I'm still amazed at how Python code with type hints looks so different to Python without them. Consider the program near the end of the article - if we remove the type hints:

- The `AstNode` abstract base class becomes completely unnecessary and can be deleted.

- We can't use `@dataclass` and are forced to write an `__init__` method for each class. But this is good, right? "Explicit is better than implicit"?

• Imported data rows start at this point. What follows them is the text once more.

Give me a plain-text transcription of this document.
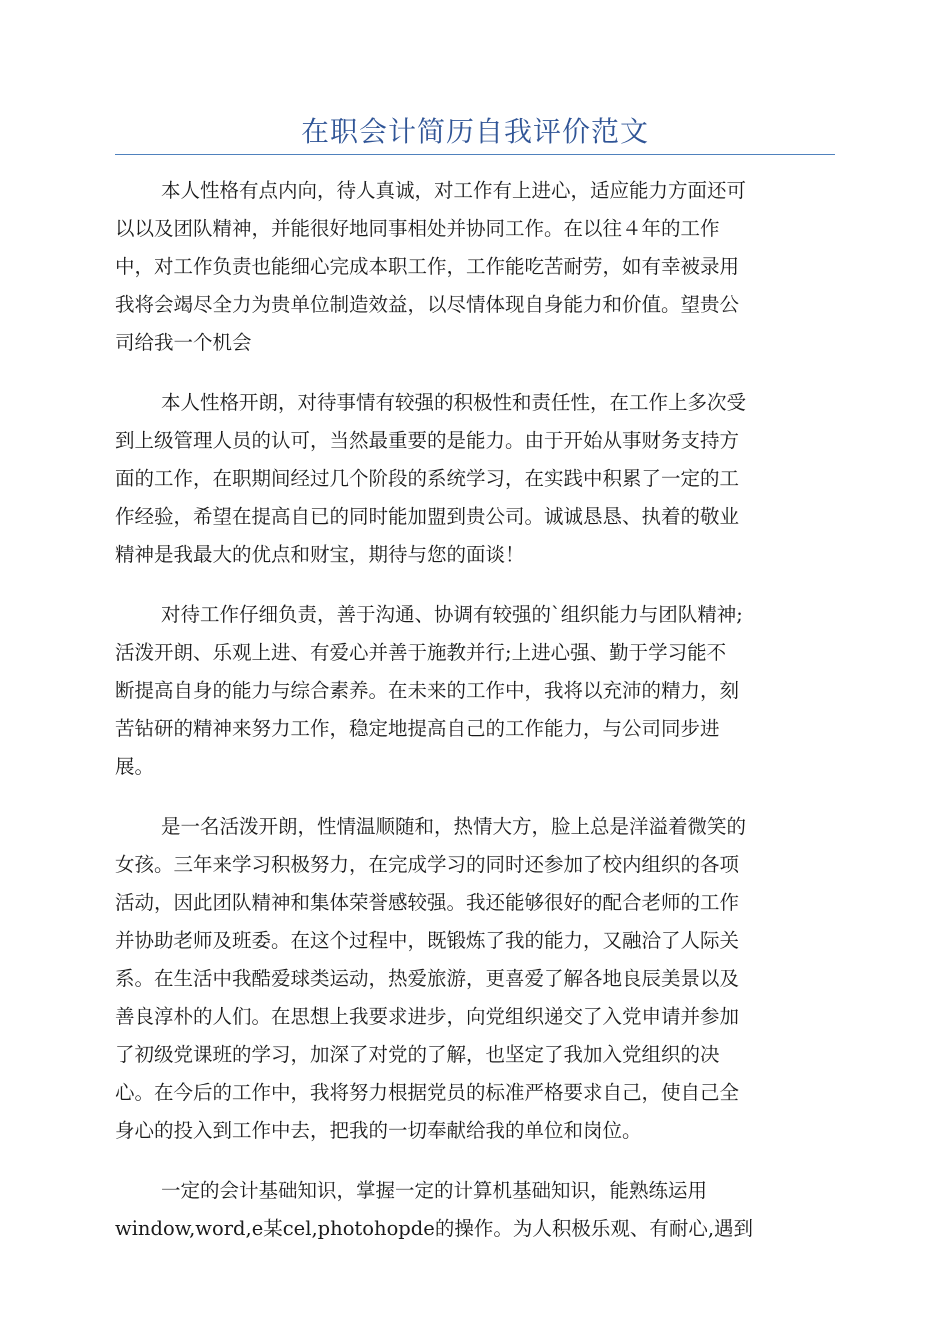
在职会计简历自我评价范文
本人性格有点内向，待人真诚，对工作有上进心，适应能力方面还可
以以及团队精神，并能很好地同事相处并协同工作。在以往４年的工作
中，对工作负责也能细心完成本职工作，工作能吃苦耐劳，如有幸被录用
我将会竭尽全力为贵单位制造效益，以尽情体现自身能力和价值。望贵公
司给我一个机会
本人性格开朗，对待事情有较强的积极性和责任性，在工作上多次受
到上级管理人员的认可，当然最重要的是能力。由于开始从事财务支持方
面的工作，在职期间经过几个阶段的系统学习，在实践中积累了一定的工
作经验，希望在提高自已的同时能加盟到贵公司。诚诚恳恳、执着的敬业
精神是我最大的优点和财宝，期待与您的面谈！
对待工作仔细负责，善于沟通、协调有较强的`组织能力与团队精神;
活泼开朗、乐观上进、有爱心并善于施教并行;上进心强、勤于学习能不
断提高自身的能力与综合素养。在未来的工作中，我将以充沛的精力，刻
苦钻研的精神来努力工作，稳定地提高自己的工作能力，与公司同步进
展。
是一名活泼开朗，性情温顺随和，热情大方，脸上总是洋溢着微笑的
女孩。三年来学习积极努力，在完成学习的同时还参加了校内组织的各项
活动，因此团队精神和集体荣誉感较强。我还能够很好的配合老师的工作
并协助老师及班委。在这个过程中，既锻炼了我的能力，又融洽了人际关
系。在生活中我酷爱球类运动，热爱旅游，更喜爱了解各地良辰美景以及
善良淳朴的人们。在思想上我要求进步，向党组织递交了入党申请并参加
了初级党课班的学习，加深了对党的了解，也坚定了我加入党组织的决
心。在今后的工作中，我将努力根据党员的标准严格要求自己，使自己全
身心的投入到工作中去，把我的一切奉献给我的单位和岗位。
一定的会计基础知识，掌握一定的计算机基础知识，能熟练运用
window,word,e某cel,photohopde的操作。为人积极乐观、有耐心,遇到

- It's then clear that our three classes each have two methods, one of which is __init__. Following the advice from "Stop Writing Classes" [0], each class should just be a function (in this case, a generator).

These changes reduce the code above "AST representation of the Ruby statement" from 70 lines to 40, and simplify some of those lines as well - for example, `arg_reprs = (arg.representations() for arg in self.args or [])` becomes simply `arg_reprs = args`.

The knock-on effects of type annotations seem to be doubling the complexity of the code. This is why I'm far from convinced that static type checking in Python is worth the cost.

[0] https://www.youtube.com/watch?v=o9pEzgHorH0

If you're going to use Python with types, then you may as well use Nim. Nim has a similar syntax, but with better performance. You can also interface with Python code via Nimpy.

I love using Nim, it's an absolute pleasure after years of fighting with Python's "I hope I got this right..." style of type guessing. The biggest problem most people run into is that python has a huge library ecosystem.

I haven't actually tried interfacing them, it's next on my docket. Have you found any good learning resources for that?

Nimpy: https://github.com/yglukhov/nimpy

A good test as an example: https://github.com/yglukhov/nimpy/blob/master/tests/tpyfromn...

I've tried it and it works fine. The only problem I ever had was trying to call a specific Python function at the same time from multiple Nim threads. I'm not sure where the fault lay exactly, I just made that part of the code single-threaded and moved on.